Ma Clara bien aimée,
Je t’écris cette longue lettre de Vienne, de retour de tes funérailles. Tu m’excuseras si je t’écris même aujourd’hui, même si tu n’es plus là, même si, malheureusement, tu m’as quitté pour toujours. (p. 11)

Qu’importe la mort, l’écriture de cette missive sera l’occasion pour le compositeur de dévider le fil de sa vie, refaisant le parcours qui l’a conduit jusqu’à la brillante concertiste, évoquant l’amitié de Robert Schumann, la longue maladie mentale de ce dernier, l’expression de l’affection naissante entre les deux amoureux, les tensions également.

Oui, je continue d’écrire, et, enfin libéré de la peur de te blesser, je te parlerai de l’amitié mais aussi de la rancœur. De l’affection, mais aussi de la haine, des joies et des douleurs, des incompréhensions, des hypocrisies, des mesquineries, des tristesses. Je te parlerai de tout ce que, durant des années, nous n’avons pas eu le courage de nous dire, et des nombreuses choses que tu ignores. Je t’écrirai et j’écrirai à moi-même, et j’espère seulement que, si un jour nous nous rencontrons à nouveau, dans un lieu où le temps n’existe pas, tu m’étreindras comme tu l’as fait tant de fois, que tu auras pitié de moi et de nous et de toute la vie que nous n’avons jamais vécue et que, à la fin, peut-être tu me pardonneras. (p. 13)

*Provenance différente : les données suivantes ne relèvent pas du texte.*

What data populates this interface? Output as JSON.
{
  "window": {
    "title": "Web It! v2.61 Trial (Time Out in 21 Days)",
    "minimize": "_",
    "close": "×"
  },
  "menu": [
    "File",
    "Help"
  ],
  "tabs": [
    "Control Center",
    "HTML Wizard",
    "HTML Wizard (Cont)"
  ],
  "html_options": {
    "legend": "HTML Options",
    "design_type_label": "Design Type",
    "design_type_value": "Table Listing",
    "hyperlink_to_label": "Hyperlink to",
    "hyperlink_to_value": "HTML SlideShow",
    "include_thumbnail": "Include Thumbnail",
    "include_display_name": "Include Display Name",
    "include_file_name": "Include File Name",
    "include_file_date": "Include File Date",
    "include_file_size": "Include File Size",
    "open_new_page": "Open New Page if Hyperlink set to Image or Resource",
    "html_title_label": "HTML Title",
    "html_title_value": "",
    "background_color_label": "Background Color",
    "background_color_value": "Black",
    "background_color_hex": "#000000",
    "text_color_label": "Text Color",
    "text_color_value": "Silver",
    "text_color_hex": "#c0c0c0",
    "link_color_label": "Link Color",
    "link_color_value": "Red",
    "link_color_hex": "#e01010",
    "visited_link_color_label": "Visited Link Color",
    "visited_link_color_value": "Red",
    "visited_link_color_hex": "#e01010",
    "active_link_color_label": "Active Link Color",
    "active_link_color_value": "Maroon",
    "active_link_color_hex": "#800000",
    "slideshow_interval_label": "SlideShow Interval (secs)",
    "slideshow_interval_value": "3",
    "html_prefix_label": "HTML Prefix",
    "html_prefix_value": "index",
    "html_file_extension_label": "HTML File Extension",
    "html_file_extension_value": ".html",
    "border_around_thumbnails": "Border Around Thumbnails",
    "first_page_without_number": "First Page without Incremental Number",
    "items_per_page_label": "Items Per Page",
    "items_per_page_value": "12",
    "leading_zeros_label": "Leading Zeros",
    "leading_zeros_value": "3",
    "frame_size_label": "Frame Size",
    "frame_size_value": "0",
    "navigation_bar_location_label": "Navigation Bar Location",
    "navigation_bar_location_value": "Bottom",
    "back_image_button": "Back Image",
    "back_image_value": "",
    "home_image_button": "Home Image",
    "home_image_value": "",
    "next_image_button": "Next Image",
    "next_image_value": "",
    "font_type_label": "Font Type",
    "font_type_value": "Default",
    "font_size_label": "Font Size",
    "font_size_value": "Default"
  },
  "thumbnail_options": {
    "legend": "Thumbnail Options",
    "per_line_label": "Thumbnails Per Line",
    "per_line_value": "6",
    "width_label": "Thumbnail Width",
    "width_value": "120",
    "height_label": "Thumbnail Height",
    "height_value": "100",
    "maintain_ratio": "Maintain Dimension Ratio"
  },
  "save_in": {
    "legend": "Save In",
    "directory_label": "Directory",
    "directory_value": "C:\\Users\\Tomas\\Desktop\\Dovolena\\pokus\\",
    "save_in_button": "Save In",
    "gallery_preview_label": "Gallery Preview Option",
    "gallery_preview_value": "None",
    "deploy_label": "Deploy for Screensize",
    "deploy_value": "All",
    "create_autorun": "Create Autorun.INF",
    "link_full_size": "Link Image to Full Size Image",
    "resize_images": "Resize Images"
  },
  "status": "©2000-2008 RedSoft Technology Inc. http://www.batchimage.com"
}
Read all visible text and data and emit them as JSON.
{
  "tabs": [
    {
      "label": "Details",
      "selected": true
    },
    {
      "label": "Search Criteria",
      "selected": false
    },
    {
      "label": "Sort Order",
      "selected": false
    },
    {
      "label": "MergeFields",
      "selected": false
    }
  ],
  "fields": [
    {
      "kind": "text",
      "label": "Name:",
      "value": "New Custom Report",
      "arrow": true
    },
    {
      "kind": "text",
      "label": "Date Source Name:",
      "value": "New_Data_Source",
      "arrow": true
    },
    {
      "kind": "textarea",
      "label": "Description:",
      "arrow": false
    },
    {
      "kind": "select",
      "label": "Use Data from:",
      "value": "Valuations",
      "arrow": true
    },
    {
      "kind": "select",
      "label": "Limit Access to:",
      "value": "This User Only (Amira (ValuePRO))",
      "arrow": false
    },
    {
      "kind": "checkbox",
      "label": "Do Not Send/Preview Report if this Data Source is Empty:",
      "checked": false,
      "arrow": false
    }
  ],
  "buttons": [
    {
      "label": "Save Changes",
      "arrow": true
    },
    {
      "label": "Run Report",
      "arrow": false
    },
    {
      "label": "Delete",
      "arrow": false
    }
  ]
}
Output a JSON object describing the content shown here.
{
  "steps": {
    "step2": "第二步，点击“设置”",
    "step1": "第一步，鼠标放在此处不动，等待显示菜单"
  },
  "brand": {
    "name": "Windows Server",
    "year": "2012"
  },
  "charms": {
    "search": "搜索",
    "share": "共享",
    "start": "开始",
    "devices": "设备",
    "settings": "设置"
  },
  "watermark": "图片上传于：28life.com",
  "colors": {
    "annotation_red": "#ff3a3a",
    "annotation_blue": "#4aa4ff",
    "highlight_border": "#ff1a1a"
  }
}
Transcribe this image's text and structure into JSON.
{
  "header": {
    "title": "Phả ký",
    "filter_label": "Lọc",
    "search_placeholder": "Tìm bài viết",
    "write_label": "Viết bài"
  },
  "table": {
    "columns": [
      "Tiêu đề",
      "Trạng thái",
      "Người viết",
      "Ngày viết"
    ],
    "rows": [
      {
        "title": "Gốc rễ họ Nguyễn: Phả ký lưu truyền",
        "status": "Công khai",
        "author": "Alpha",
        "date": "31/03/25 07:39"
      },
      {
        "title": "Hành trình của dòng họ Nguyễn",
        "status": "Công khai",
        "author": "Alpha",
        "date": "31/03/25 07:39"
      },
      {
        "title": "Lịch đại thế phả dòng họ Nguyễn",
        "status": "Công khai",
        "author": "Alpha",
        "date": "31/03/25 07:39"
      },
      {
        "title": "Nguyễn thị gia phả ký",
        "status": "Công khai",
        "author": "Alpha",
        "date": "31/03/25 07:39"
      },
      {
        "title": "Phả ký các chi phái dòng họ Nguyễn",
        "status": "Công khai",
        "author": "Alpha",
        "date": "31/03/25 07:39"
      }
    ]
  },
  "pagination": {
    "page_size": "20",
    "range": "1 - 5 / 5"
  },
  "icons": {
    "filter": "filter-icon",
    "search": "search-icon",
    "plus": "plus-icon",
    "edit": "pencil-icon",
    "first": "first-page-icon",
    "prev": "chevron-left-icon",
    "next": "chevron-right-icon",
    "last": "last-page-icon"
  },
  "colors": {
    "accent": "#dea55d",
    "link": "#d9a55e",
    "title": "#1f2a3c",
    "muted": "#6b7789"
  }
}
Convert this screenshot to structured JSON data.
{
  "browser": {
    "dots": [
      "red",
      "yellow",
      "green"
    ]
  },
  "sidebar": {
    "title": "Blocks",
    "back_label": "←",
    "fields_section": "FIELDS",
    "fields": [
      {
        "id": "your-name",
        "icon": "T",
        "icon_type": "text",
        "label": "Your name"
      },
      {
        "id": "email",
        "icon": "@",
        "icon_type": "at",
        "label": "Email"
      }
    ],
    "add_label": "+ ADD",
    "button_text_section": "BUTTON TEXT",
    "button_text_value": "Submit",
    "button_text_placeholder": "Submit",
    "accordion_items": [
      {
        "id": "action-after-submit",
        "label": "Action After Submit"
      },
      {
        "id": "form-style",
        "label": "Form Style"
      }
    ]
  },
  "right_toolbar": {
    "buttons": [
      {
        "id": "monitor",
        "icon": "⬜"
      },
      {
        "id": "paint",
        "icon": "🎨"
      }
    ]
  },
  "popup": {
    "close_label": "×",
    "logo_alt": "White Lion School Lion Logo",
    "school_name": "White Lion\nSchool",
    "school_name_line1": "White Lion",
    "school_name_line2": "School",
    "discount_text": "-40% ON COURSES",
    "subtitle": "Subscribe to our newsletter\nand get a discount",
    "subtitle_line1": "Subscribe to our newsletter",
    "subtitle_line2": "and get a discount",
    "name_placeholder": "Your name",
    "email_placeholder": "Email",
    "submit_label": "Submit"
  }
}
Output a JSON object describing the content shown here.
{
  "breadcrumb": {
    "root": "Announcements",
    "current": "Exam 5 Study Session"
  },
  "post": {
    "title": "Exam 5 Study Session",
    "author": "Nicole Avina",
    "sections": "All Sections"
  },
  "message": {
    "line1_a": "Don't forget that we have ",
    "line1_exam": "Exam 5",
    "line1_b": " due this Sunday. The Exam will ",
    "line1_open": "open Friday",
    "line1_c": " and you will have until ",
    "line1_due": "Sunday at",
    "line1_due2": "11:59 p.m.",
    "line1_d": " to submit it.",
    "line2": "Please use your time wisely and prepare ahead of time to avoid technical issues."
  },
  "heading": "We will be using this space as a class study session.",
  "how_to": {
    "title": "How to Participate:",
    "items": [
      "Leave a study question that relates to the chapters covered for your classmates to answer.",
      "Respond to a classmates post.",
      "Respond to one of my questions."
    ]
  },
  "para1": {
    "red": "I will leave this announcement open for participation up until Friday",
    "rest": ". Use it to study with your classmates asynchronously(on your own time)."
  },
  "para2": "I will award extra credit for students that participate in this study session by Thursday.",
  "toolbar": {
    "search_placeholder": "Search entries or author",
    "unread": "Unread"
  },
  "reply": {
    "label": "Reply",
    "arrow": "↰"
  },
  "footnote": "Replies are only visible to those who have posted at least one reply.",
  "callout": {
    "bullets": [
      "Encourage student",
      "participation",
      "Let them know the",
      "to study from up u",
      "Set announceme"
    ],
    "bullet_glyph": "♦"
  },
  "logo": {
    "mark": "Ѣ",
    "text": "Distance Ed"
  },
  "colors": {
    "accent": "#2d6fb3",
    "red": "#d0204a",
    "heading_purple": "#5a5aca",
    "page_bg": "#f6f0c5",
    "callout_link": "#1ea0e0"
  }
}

On ressort de cette lecture avec l’intime conviction que les œuvres musicales de ces compositeurs qui ont traversé les siècles, si grandes soient-elles, sont d’abord le fait d’êtres de chair et de sang qui, comme nous autres pauvres humains ont vécu, souffert et aimé.

Je vous conseillerais bien d’écouter quelques danses hongroises de Brahms lors de votre lecture mais ça n’est pas ce que j’ai fait moi-même. Le disque qui tourne en boucle sur ma platine ces temps-ci est plutôt une œuvre pour chœur et orchestre de Haendel:

HAENDEL, George Frideric. Ode for the birthday of Queen Anne (HWV 74). Arles : Harmonia Mundi, 2009. No de catalogue: HMC 902041

Aucun rapport avec ce roman mais, Dieu que c’est beau! Que voulez-vous je suis haendelien… À signaler la présence de la soprano québécoise Hélène Guillemette (que je ne connaissais pas).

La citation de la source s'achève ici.